У самой ограды, к которой жались кипарисы, засохшие и порыжелые от изморозей, была обширная площадка; ее пересекали, подобно двум похоронным процессиям, две колонны крестов, тесно поставленных, прижатых друг к другу, покосившихся, опрокинутых. Эти кресты толкались, подгоняли один другого, наступали передним на пятки. Они кренились, падали и, падая, ломались. В середине как бы образовалась свалка, и некоторым пришлось податься в сторону; они были почти скрыты сугробами, и только их тяжелые деревянные верхушки чуть приподнимали снег на тропинках, идущих вдоль обеих колонн и уже слегка притоптанных посредине. Неровные ряды покачивались из стороны в сторону, как покачиваются человеческие беспорядочные толпы во время длинных переходов. Черные кресты с раскинутыми руками были похожи и на привидения, и на скорбящих людей. Эти расстроенные колонны наводили на мысль о катастрофе, о потерпевших поражение испуганных солдатах, о паническом, безоглядном бегстве…

На всех крестах висели венки из бессмертников, венки из белых с серебром и черных с золотом бумажных цветов; на фоне снега было видно, что все они изорваны, измяты снизу, страшны, как воспоминания, от которых отказались другие мертвецы, собраны здесь лишь для того, чтобы хоть немного украсить эти могилы отбросами других могил.

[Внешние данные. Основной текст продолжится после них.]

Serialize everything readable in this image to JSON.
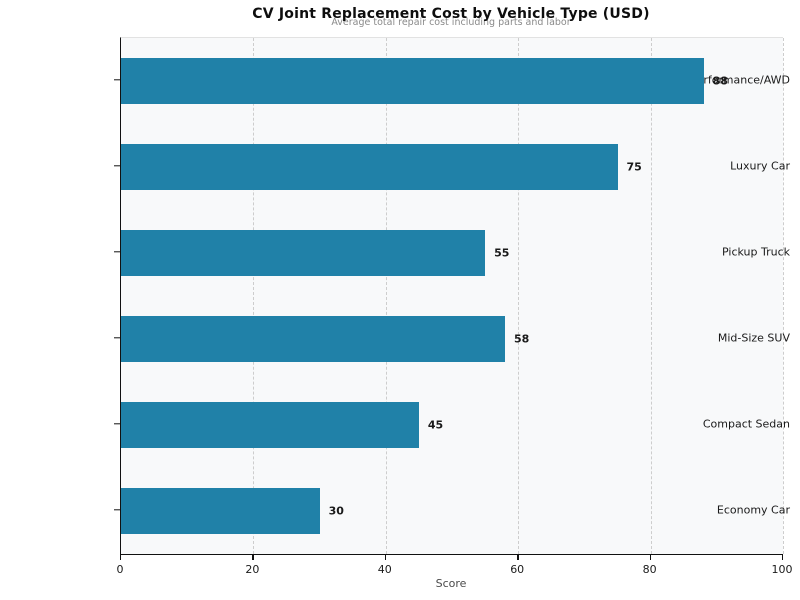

На каждом кресте белой краской было написано имя; впрочем, попадались и такие могилы, где вместо крестов стояли сломанные ветки, на которых болтались привязанные веревочками бумажки.

Слева, где рыли канаву для третьего ряда крестов, черные комья взлетали в воздух под лопатой рабочего и ударялись о белую насыпь. Глубокое сумрачное молчание земли, укутанной снегом, нарушалось лишь приглушенным стуком падающих земляных комьев да тяжелым мерным стуком шагов: то старенький священник в черной накидке с черным капюшоном, в черной епитрахили и в грязном пожелтевшем стихаре старался, пока не прибыла погребальная процессия, согреться, топая большими галошами по мощеной дороге, проходившей перед колоннами крестов.

Да, это была общая могила. Площадка, кресты, священник как бы говорили: здесь место успокоения простого народа, здесь небытие бедняка.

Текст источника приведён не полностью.